Q3. A bag contains 7 red balls and 3 green balls. A ball is taken out replaced.

A second ball is then taken out.
i.
Find the following probabilities?
a. P(R)
b. P(G)
c. P (G and G)
d. P (R and R)
e. P (R and G)
f. P (G and R)

Answer 1

Part (a)

There are 7 red out of 7+3 = 10 total

Answer: 7/10

==========================================================

Part (b)

We have 3 green out of 10 total

Answer: 3/10

==========================================================

Part (c)

3/10 is the probability of getting green on any selection. This is because we put the first selection back (or it is replaced with an identical copy)
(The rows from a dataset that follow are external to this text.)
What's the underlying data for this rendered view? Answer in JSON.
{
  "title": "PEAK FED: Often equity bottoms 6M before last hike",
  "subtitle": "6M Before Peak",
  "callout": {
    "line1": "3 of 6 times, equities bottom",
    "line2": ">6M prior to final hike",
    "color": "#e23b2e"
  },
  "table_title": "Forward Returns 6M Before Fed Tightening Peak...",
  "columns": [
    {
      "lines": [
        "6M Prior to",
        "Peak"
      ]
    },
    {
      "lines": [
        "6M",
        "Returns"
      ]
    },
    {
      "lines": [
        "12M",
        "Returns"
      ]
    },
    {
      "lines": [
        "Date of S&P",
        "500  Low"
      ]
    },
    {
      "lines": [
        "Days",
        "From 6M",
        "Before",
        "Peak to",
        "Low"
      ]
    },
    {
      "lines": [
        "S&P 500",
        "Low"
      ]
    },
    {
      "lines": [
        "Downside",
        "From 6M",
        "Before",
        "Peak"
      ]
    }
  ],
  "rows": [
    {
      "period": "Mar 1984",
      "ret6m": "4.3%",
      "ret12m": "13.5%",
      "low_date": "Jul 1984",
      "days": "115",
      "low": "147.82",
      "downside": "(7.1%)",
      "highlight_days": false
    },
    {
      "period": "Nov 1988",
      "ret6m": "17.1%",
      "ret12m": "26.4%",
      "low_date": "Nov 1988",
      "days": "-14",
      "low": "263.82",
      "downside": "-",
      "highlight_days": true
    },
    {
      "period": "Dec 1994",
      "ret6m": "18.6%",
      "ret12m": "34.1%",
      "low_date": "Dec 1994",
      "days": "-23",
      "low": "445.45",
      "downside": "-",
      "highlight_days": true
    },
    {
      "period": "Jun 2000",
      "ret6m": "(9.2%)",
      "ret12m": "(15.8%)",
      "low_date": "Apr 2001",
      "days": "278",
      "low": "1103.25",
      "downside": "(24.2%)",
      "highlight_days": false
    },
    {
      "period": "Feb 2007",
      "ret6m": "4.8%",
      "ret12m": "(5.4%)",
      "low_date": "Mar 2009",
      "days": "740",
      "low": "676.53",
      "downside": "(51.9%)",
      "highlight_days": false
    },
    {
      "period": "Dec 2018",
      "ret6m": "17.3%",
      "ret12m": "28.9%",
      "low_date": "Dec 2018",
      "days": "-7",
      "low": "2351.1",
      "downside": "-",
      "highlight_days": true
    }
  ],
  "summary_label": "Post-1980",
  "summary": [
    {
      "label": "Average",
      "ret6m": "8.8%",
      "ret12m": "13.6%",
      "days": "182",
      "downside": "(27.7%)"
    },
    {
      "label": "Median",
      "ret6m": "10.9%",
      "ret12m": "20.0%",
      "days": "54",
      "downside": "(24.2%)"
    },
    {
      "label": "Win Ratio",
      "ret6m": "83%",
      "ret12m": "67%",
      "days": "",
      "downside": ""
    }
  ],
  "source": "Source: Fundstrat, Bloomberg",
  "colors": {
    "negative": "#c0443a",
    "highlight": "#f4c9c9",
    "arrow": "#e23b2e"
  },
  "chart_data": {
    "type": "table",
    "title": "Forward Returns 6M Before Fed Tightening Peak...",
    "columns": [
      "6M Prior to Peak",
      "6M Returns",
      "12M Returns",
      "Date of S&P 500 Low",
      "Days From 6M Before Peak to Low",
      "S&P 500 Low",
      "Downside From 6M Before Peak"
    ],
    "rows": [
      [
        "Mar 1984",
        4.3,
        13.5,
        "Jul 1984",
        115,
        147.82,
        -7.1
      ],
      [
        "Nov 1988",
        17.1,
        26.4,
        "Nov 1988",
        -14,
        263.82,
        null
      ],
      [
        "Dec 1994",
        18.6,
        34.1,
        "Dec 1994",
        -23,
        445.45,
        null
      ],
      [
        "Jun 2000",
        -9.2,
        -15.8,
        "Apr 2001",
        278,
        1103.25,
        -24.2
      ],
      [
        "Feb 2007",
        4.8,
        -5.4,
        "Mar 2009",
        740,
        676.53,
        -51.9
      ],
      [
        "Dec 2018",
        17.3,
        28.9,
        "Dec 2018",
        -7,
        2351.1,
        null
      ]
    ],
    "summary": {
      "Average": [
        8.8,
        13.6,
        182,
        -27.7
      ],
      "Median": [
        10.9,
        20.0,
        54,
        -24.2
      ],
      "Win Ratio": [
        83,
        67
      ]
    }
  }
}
So (3/10)*(3/10) = 9/100 is the probability of getting two green in a row.

Answer: 9/100

==========================================================

Part (d)

Similar to part (c) we have 7/10 as the probability of getting red on each independent selection.

(7/10)*(7/10) = 49/100

Answer: 49/100

==========================================================

Part (e)

7/10 is the probability of getting red and 3/10 is the probability of getting green. Each selection is independent of any others.

(7/10)*(3/10) = 21/100

Answer: 21/100

==========================================================

Part (f)

We have the exact same set up as part (e). Notice how (7/10)*(3/10) is the same as (3/10)*(7/10).

Answer: 21/100